Prunedale, with its unreal juxtaposition of Prunedale Market & Deli and 101 Wine Press—one no-frills and bizarrely famous, the other sparkling and locally adored—is right near the top. New Monterey’s Coast Guard Pier, having hatched Bon Ton L’Roy’s Lighthouse Smokehouse (which moved up the street) and now home to PigWizard’s wholehog roasts, deserves a footnote.

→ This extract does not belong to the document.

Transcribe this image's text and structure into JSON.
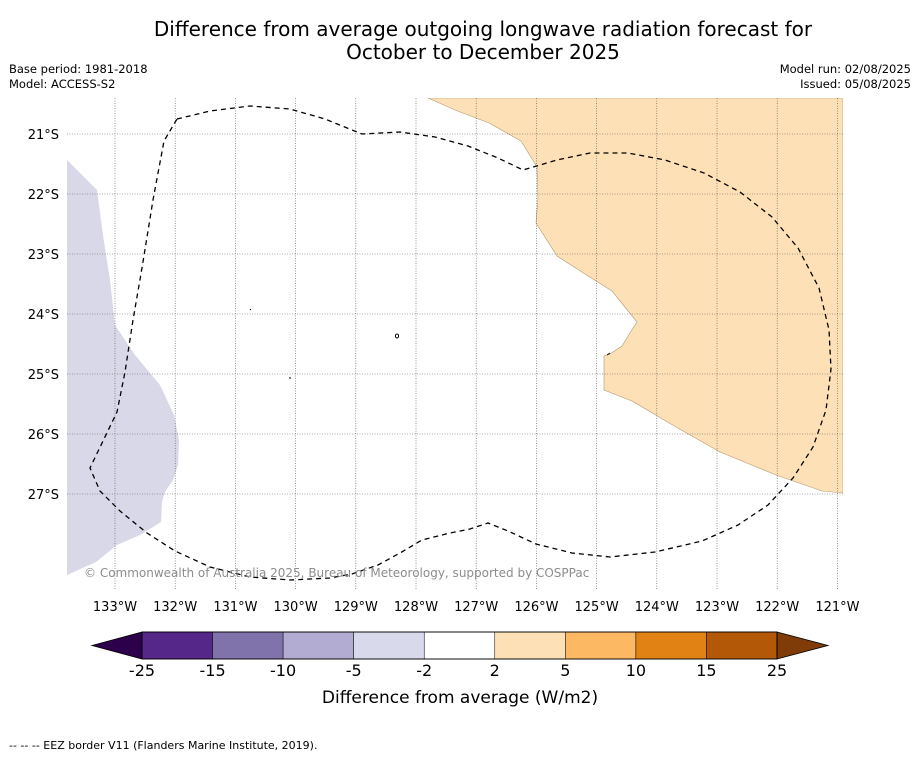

But in the end the best destination is somehow mid-Santa Cruz County thanks to three major barbecue destinations. Cole’s is the most time-honored spot in this stretch of California, and does fittingly old-fashioned saucy ribs and some of the best chicken I’ve tried during this odyssey. The service is welcoming, and the burger is locally famous. Aptos St. Barbeque ranks as a favorite destination among foodies; there are also rumors it’s bringing back the best live music schedule of any barbecue place around. And Holy Smokes Country BBQ & Catering is one of my favorite spots on many fronts: It enjoys great classics and creative specials alike (note the “BBQ Sundae”), killer ambiance, outstanding local craft beer, superior sauces and an awesome beer/barbecue garden, and it is owned and operated by a family that clearly loves what they do.
Still, if this mission revealed anything about barbecue, it comes back to that: family. So while I’ll drive to Santa Cruz for Holy Smokes’ barbecued pork belly sandwich with tomato aioli and spicy vinegar slaw, my most preferred spot to enjoy barbecue will forever be in the backyard with family, unlimited sauce included.